Add missing script that generates the clean / dirty split

jboarman opened this issue 2 years ago · 5 comments

I may have just missed it, but I don't see the script that generates the pages from the PDFs. We chose 150 DPI output, for example. If we wanted to regenerate the dataset at a different resolution or with new PDF sources, we would need this script.

Answer 1 · 2023-05-13T20:31:38.000Z

The way I did it requires poppler-utils: pdftoppm document.pdf some_name -r preferred_resolution -png

Generating the clean/dirty split is another matter. I believe @kwcckw has the code for this, maybe in a notebook.

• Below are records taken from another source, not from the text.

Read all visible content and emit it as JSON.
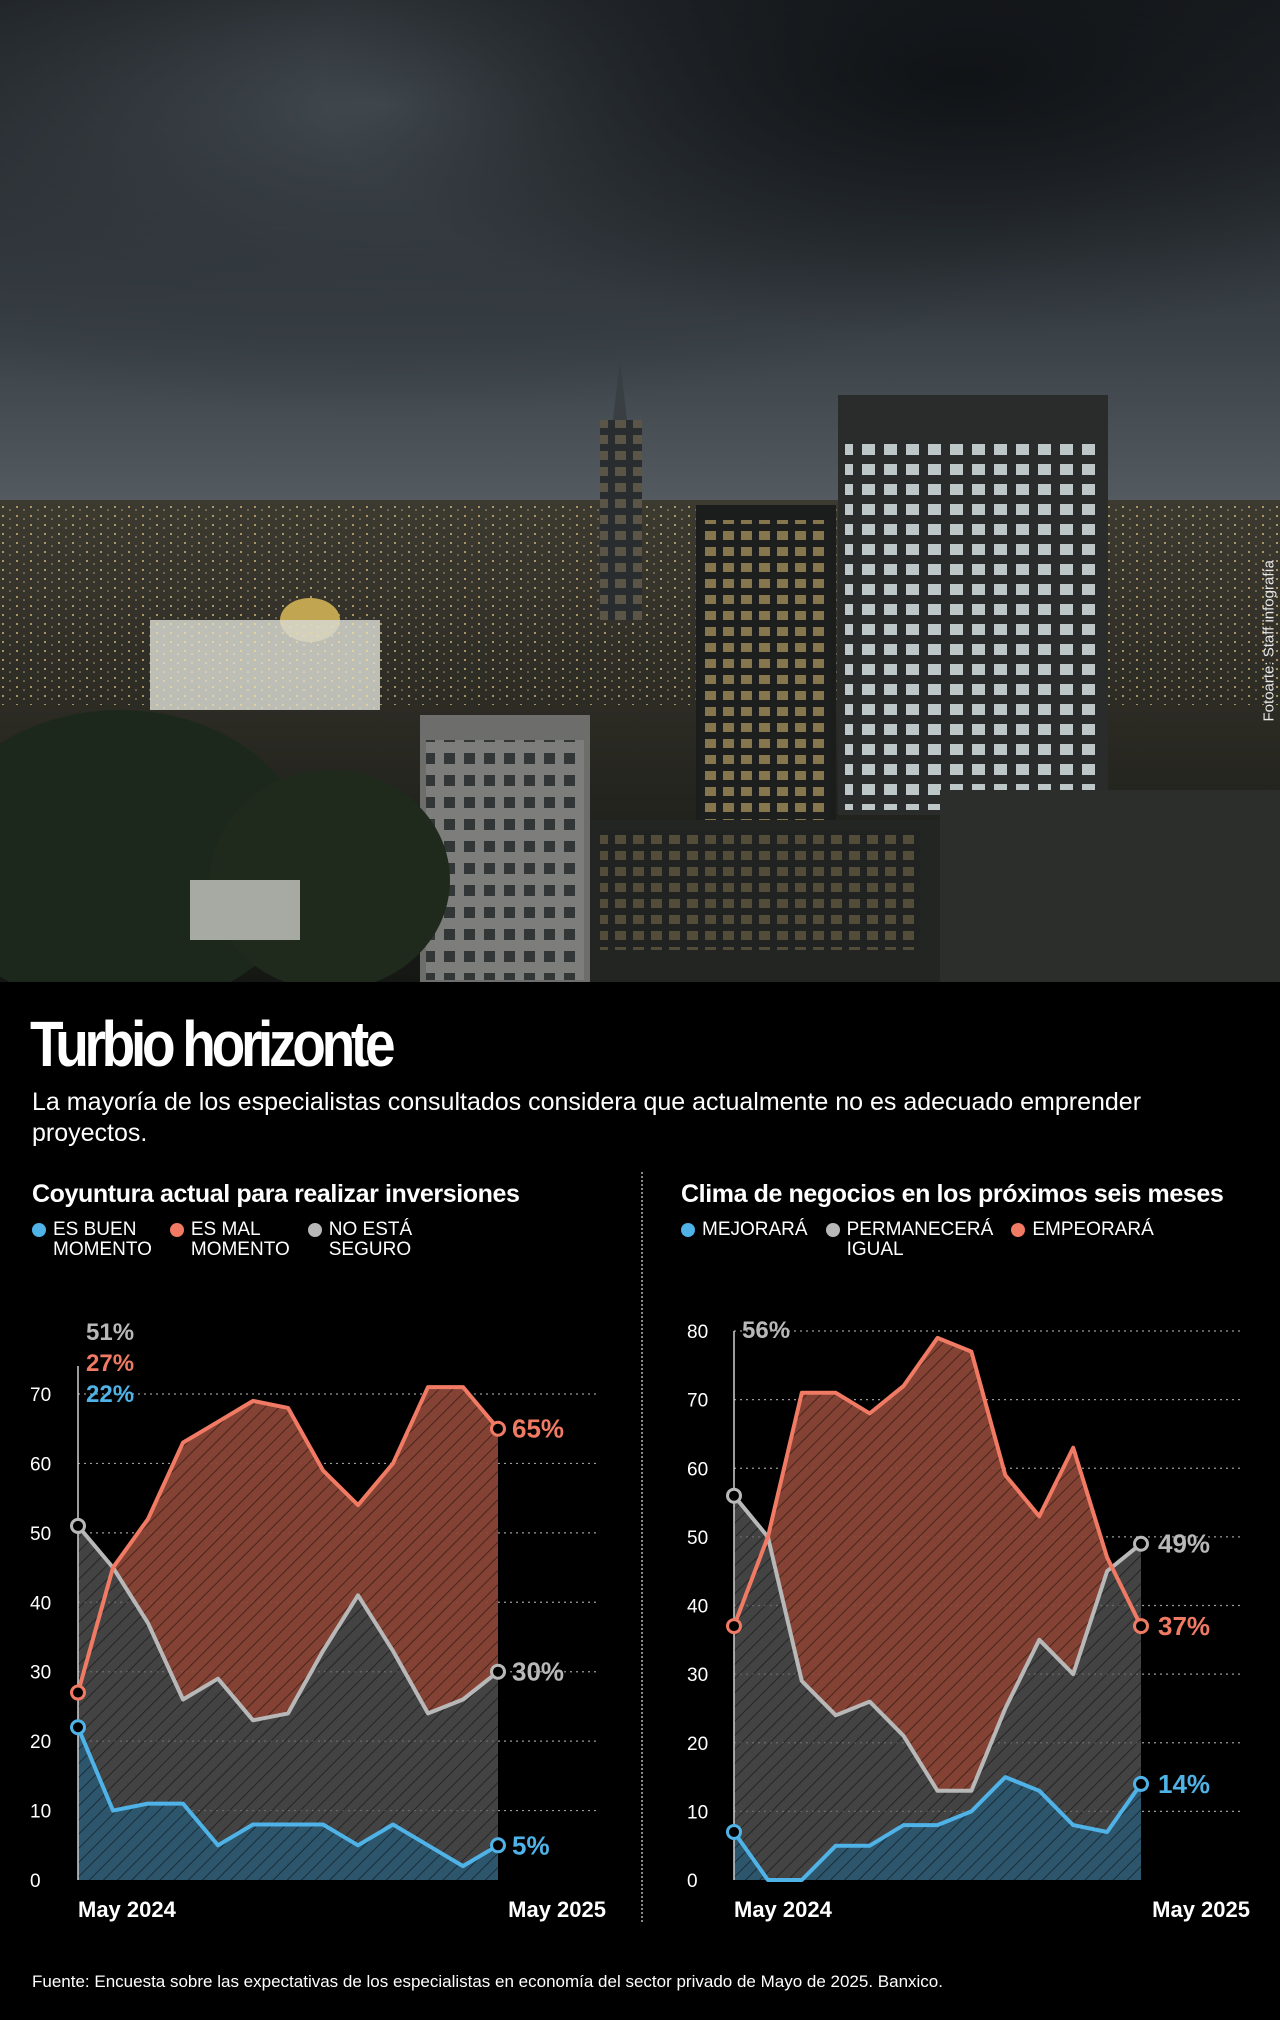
{
  "photo": {
    "credit": "Fotoarte: Staff infografía"
  },
  "header": {
    "title": "Turbio horizonte",
    "subtitle": "La mayoría de los especialistas consultados considera que actualmente no es adecuado emprender proyectos."
  },
  "left": {
    "title": "Coyuntura actual para realizar inversiones",
    "legend": [
      {
        "label1": "ES BUEN",
        "label2": "MOMENTO",
        "color": "#4fb3e8"
      },
      {
        "label1": "ES MAL",
        "label2": "MOMENTO",
        "color": "#f07a63"
      },
      {
        "label1": "NO ESTÁ",
        "label2": "SEGURO",
        "color": "#b8b8b8"
      }
    ]
  },
  "right": {
    "title": "Clima de negocios en los próximos seis meses",
    "legend": [
      {
        "label1": "MEJORARÁ",
        "label2": "",
        "color": "#4fb3e8"
      },
      {
        "label1": "PERMANECERÁ",
        "label2": "IGUAL",
        "color": "#b8b8b8"
      },
      {
        "label1": "EMPEORARÁ",
        "label2": "",
        "color": "#f07a63"
      }
    ]
  },
  "source": "Fuente: Encuesta sobre las expectativas de los especialistas en economía del sector privado de Mayo de 2025. Banxico.",
  "chart_data": [
    {
      "type": "area",
      "title": "Coyuntura actual para realizar inversiones",
      "ylim": [
        0,
        75
      ],
      "yticks": [
        0,
        10,
        20,
        30,
        40,
        50,
        60,
        70
      ],
      "x_start_label": "May 2024",
      "x_end_label": "May 2025",
      "series": [
        {
          "name": "ES BUEN MOMENTO",
          "color": "#4fb3e8",
          "start_label": "22%",
          "end_label": "5%",
          "values": [
            22,
            10,
            11,
            11,
            5,
            8,
            8,
            8,
            5,
            8,
            5,
            2,
            5
          ]
        },
        {
          "name": "ES MAL MOMENTO",
          "color": "#f07a63",
          "start_label": "27%",
          "end_label": "65%",
          "values": [
            27,
            45,
            52,
            63,
            66,
            69,
            68,
            59,
            54,
            60,
            71,
            71,
            65
          ]
        },
        {
          "name": "NO ESTÁ SEGURO",
          "color": "#b8b8b8",
          "start_label": "51%",
          "end_label": "30%",
          "values": [
            51,
            45,
            37,
            26,
            29,
            23,
            24,
            33,
            41,
            33,
            24,
            26,
            30
          ]
        }
      ]
    },
    {
      "type": "area",
      "title": "Clima de negocios en los próximos seis meses",
      "ylim": [
        0,
        82
      ],
      "yticks": [
        0,
        10,
        20,
        30,
        40,
        50,
        60,
        70,
        80
      ],
      "x_start_label": "May 2024",
      "x_end_label": "May 2025",
      "series": [
        {
          "name": "MEJORARÁ",
          "color": "#4fb3e8",
          "start_label": "",
          "end_label": "14%",
          "values": [
            7,
            0,
            0,
            5,
            5,
            8,
            8,
            10,
            15,
            13,
            8,
            7,
            14
          ]
        },
        {
          "name": "PERMANECERÁ IGUAL",
          "color": "#b8b8b8",
          "start_label": "56%",
          "end_label": "49%",
          "values": [
            56,
            50,
            29,
            24,
            26,
            21,
            13,
            13,
            25,
            35,
            30,
            45,
            49
          ]
        },
        {
          "name": "EMPEORARÁ",
          "color": "#f07a63",
          "start_label": "",
          "end_label": "37%",
          "values": [
            37,
            50,
            71,
            71,
            68,
            72,
            79,
            77,
            59,
            53,
            63,
            47,
            37
          ]
        }
      ]
    }
  ]
}
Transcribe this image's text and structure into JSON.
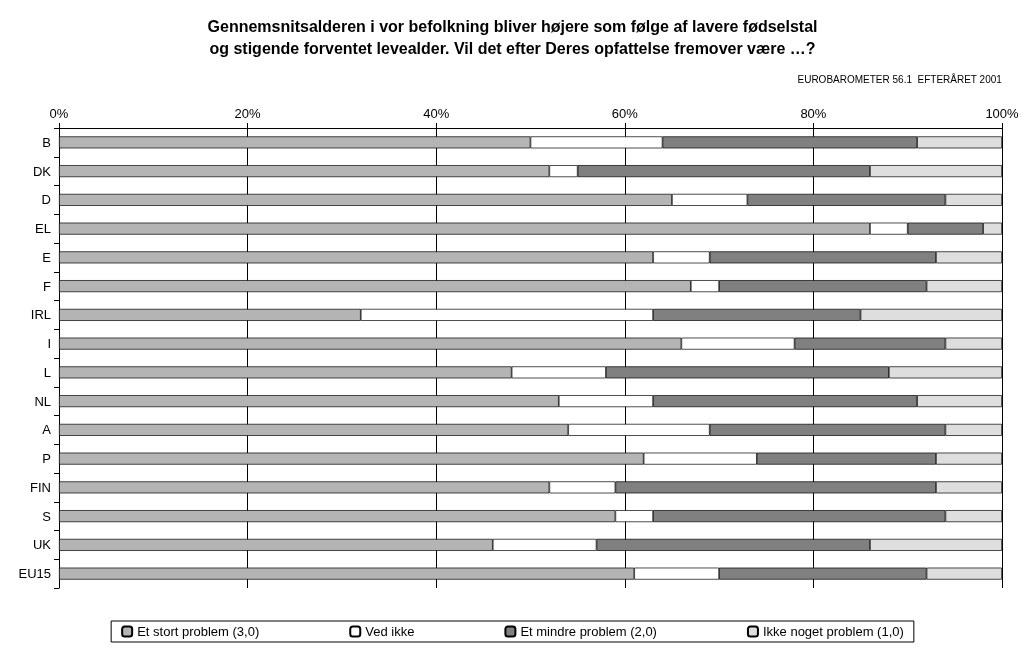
{
  "chart_data": {
    "type": "bar",
    "orientation": "horizontal",
    "stacked": true,
    "title": "Gennemsnitsalderen i vor befolkning bliver højere som følge af lavere fødselstal\nog stigende forventet levealder. Vil det efter Deres opfattelse fremover være …?",
    "annotations": [
      "EUROBAROMETER 56.1  EFTERÅRET 2001"
    ],
    "categories": [
      "B",
      "DK",
      "D",
      "EL",
      "E",
      "F",
      "IRL",
      "I",
      "L",
      "NL",
      "A",
      "P",
      "FIN",
      "S",
      "UK",
      "EU15"
    ],
    "series": [
      {
        "name": "Et stort problem (3,0)",
        "color": "#b4b4b4",
        "values": [
          50,
          52,
          65,
          86,
          63,
          67,
          32,
          66,
          48,
          53,
          54,
          62,
          52,
          59,
          46,
          61
        ]
      },
      {
        "name": "Ved ikke",
        "color": "#ffffff",
        "values": [
          14,
          3,
          8,
          4,
          6,
          3,
          31,
          12,
          10,
          10,
          15,
          12,
          7,
          4,
          11,
          9
        ]
      },
      {
        "name": "Et mindre problem (2,0)",
        "color": "#808080",
        "values": [
          27,
          31,
          21,
          8,
          24,
          22,
          22,
          16,
          30,
          28,
          25,
          19,
          34,
          31,
          29,
          22
        ]
      },
      {
        "name": "Ikke noget problem (1,0)",
        "color": "#dedede",
        "values": [
          9,
          14,
          6,
          2,
          7,
          8,
          15,
          6,
          12,
          9,
          6,
          7,
          7,
          6,
          14,
          8
        ]
      }
    ],
    "xlim": [
      0,
      100
    ],
    "xticks": [
      {
        "value": 0,
        "label": "0%"
      },
      {
        "value": 20,
        "label": "20%"
      },
      {
        "value": 40,
        "label": "40%"
      },
      {
        "value": 60,
        "label": "60%"
      },
      {
        "value": 80,
        "label": "80%"
      },
      {
        "value": 100,
        "label": "100%"
      }
    ],
    "grid": "x",
    "legend": "bottom"
  }
}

Answer 2 · 2023-05-13T20:57:26.000Z

That's awesome that you tracked that issue right here in GH! 👍

Answer 3 · 2023-05-14T01:30:20.000Z

To generate clean/dirty split, we require a dataset with clean & dirty images. so do we have the dataset here? Or it will be a general script to do so?

Answer 4 · 2023-05-14T23:40:19.000Z

This should be a general script since shabby is more about creating a repeatable recipe than a specific dataset.

Answer 5 · 2023-05-17T12:12:26.000Z

I added the code in this pull request: #73 and this should be resolved now.